In the period that followed the Berlin Treaty, the Armenian issue developed in two directions, The first is the interventions made by the Western powers in the affairs of the Ottoman Empire, and the second is the clandestine organisation and rearmament of Anatolian, Syrian and Thracian Armenians in various parts of Anatolia, particularly in Eastern Anatolia and Cilicia.
The initial provocations started coming from Russia. This attitude induced the British and French Governments to display a greater interest toward Armenians. British Consulates mushroomed in Eastern Anatolia and large numbers of Protestant missionaries were dispatched to this region.
As a result of these activities, several Armenian committees were formed in Eastern Anatolia from 1880 onward. These committees that remained at local level failed and withered away in time because the Armenians who lived in welfare and did not have any complaints against the Ottoman Empire were not interested in the committees.
When the plans to make the Ottoman Armenians revolt against the State through the committees failed, the Russian Armenians were encouraged to set up such committees out of the Ottoman Empire. Hinchak was founded in Geneva in 1887, with socialist tendencies and moderately militant ideas and Tashnak was established in Tbilisi in 1887, with extremist, terrorist and revolutionary attitudes favouring armed struggle and full independence. The goal imposed on these committees were the “salvation of Anatolian land and Ottoman Armenians”.
The revolt attempts launched by the Hinchaks that extended its organisation into Istanbul and aimed at provoking the Ottoman Armenians by drawing the Western attentions on the issue, were followed by those of the Tashnaks. The common features of the both groups were the fact that they were planned and oriented by the committees that came to the Ottoman Empire from abroad and that they were largely supported by the missionaries spread all over Anatolia.
The first revolt broke out in Erzurum in 1890, followed by the Kumkapi demonstration in the same year.
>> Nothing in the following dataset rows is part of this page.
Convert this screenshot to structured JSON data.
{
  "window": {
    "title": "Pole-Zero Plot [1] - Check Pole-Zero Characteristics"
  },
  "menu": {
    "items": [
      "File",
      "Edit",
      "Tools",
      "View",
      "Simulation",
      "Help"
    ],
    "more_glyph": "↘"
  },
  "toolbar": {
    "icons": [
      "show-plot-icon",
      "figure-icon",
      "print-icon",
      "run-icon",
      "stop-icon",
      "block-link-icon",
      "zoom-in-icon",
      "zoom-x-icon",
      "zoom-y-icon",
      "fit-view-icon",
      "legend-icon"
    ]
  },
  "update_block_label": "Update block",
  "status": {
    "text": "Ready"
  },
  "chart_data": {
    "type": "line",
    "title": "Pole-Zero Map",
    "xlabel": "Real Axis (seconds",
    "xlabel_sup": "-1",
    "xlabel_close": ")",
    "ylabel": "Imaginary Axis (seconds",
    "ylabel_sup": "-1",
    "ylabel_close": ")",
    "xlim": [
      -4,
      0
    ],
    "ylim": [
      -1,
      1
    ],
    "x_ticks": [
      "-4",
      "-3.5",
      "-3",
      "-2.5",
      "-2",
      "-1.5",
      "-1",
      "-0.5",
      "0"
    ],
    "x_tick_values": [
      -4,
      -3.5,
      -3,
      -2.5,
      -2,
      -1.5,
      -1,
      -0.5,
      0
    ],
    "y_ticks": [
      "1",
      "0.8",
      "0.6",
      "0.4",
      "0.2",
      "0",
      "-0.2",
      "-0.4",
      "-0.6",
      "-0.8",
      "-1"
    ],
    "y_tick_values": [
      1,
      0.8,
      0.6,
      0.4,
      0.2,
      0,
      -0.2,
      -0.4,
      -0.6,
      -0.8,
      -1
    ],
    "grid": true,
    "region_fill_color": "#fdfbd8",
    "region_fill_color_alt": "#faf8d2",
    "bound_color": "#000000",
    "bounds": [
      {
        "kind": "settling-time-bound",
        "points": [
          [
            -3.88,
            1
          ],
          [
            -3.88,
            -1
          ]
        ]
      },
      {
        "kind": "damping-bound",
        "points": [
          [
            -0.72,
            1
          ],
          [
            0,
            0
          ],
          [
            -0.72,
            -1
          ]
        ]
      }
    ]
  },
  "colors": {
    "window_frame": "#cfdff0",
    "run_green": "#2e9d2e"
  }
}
These revolts were followed by 1892 and 1893 Kayseri, Yozgat, Çorum and Merzifon incidents, 1894 Sasun revolt, 1894 Sublime Porte demonstration and Zeytun mutiny, 1896 Van revolt and the occupation of Ottoman Bank the same year, the second Sasun Revolt in 1903, the 1905 attempt to kill Emperor Abdulhamid and the Adana revolt in 1909.
By far the greatest damage given to Turks by the Armenians were the massacres perpetrated during World War I. During this period, the Armenians acted as spies for the Russians, evaded the mobilisation orders by hiding, and those that were in the Ottoman army collectively committed high treason by joining the Russian forces taking their arms with them.. The Armenian gangs that had already started attacks on the Turkish villages, with the start of the war massacred, among others, the entire women, children and the aged inhabitants of Zeve village of Van Province.
The quelling of these revolts by the Ottoman army was presented to the world as a massacre of Armenians by the Moslems and thus the issue acquired a larger international dimension. In fact, the British and Russian diplomatic reports of the time state that the goals of Armenian revolutionists were to create social chaos against which the Ottoman army would react and to thereby ensure the intervention of Western powers in the situation. It seems that these goals were reached and the diplomatic and consular representations of the Western States, with the assistance of Christian missionaries spread all over Anatolia, played a major role in the transmission of the Armenian propaganda to the Western public opinion.